Yesterday, December 1st was celebrated as world AIDS day both nationally and internationally. Activities to celebrate this special day had been going for the whole week and ended yesterday. These activities, amongst others were outreach activities and free HIV and AIDS screening.
Michel Sidibé, Executive Director of UNAIDS has urged the world to commemorate this year’s world AIDs day by highlighting the importance of the right to health and the challenges that people living with and affected by HIV face in fulfilling that right.
To him, the right to health is a fundamental human right, and everybody has the right to the enjoyment of the highest attainable standard of physical and mental health, as enshrined in the International Covenant on Economic, Social and Cultural Rights.

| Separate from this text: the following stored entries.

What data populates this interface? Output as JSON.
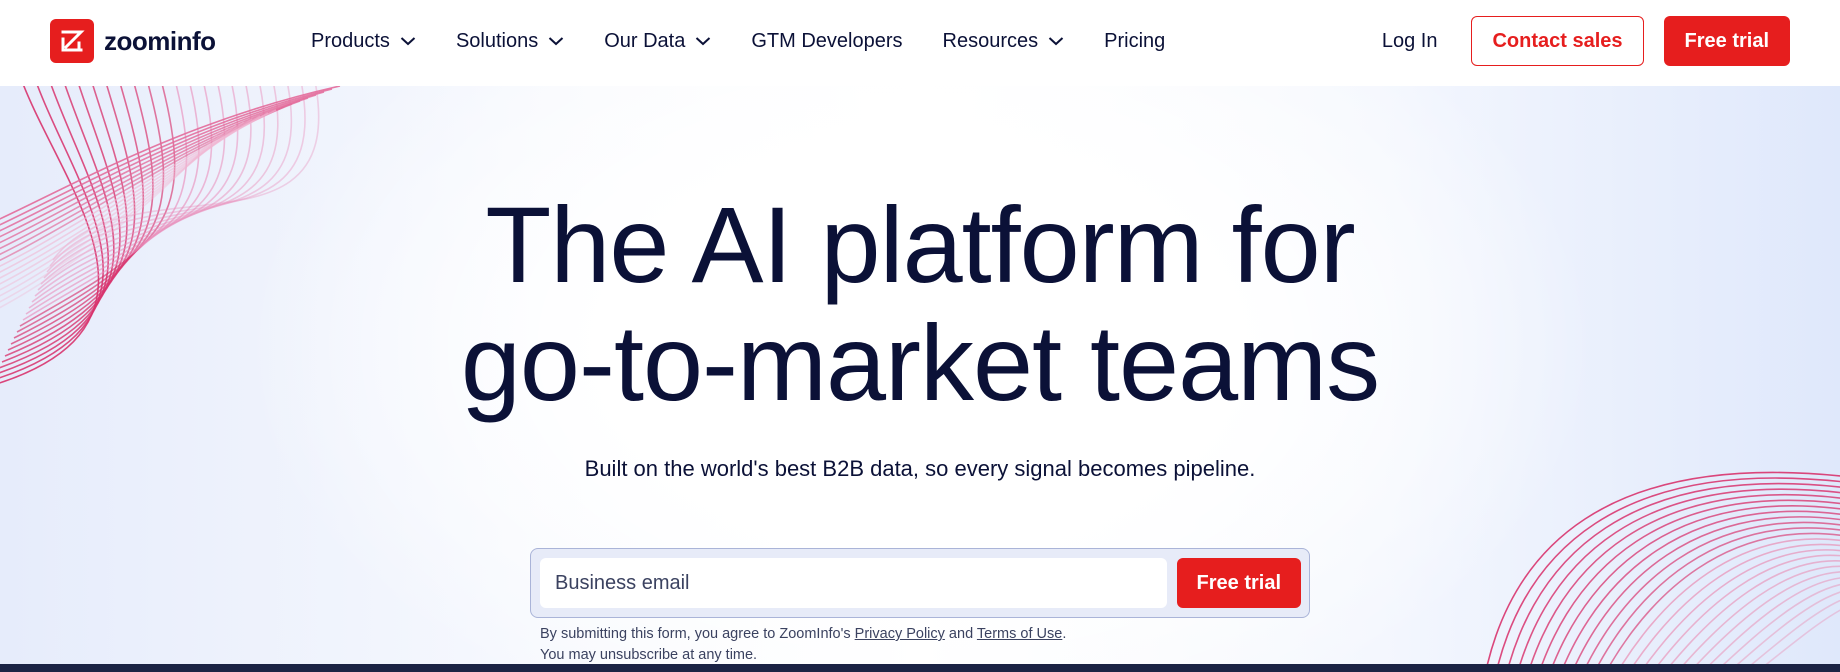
{
  "brand": {
    "name": "zoominfo",
    "accent": "#e61e1e",
    "ink": "#0b1137"
  },
  "nav": {
    "items": [
      {
        "label": "Products",
        "has_menu": true
      },
      {
        "label": "Solutions",
        "has_menu": true
      },
      {
        "label": "Our Data",
        "has_menu": true
      },
      {
        "label": "GTM Developers",
        "has_menu": false
      },
      {
        "label": "Resources",
        "has_menu": true
      },
      {
        "label": "Pricing",
        "has_menu": false
      }
    ]
  },
  "actions": {
    "login_label": "Log In",
    "contact_label": "Contact sales",
    "trial_label": "Free trial"
  },
  "hero": {
    "headline_line1": "The AI platform for",
    "headline_line2": "go-to-market teams",
    "subhead": "Built on the world's best B2B data, so every signal becomes pipeline."
  },
  "form": {
    "email_placeholder": "Business email",
    "submit_label": "Free trial",
    "legal_prefix": "By submitting this form, you agree to ZoomInfo's ",
    "privacy_label": "Privacy Policy",
    "legal_and": " and ",
    "terms_label": "Terms of Use",
    "legal_end": ".",
    "unsubscribe": "You may unsubscribe at any time."
  },
  "icons": [
    "zoominfo-logo-icon",
    "chevron-down-icon"
  ]
}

Hear him; “The world will not achieve the Sustainable Development Goals—which include the target of ending AIDS by 2030—without people attaining their right to health. The right to health is interrelated with a range of other rights, including the rights to sanitation, food, decent housing, healthy working conditions and a clean environment”.
“The right to health means many different things: that no one person has a greater right to health care than anyone else; that there is adequate health-care infrastructure; that health-care services are respectful and non-discriminatory; and that health care must be medically appropriate and of good quality. But the right to health is more than that—by attaining the right to health, people’s dreams and promises can be fulfilled”.
In his message to the world, the Executive Director said significant steps on the way to meeting the 90–90–90 treatment targets towards ending AIDS by 2030. “Nearly 21 million people living with HIV are now on treatment and new HIV infections and AIDS-related deaths are declining in many parts of the world. But we shouldn’t be complacent. In eastern Europe and central Asia, new HIV infections have risen by 60% since 2010 and AIDS-related deaths by 27%. Western and central Africa is still being left behind. Two out of three people are not accessing treatment. We cannot have a two-speed approach to ending AIDS”.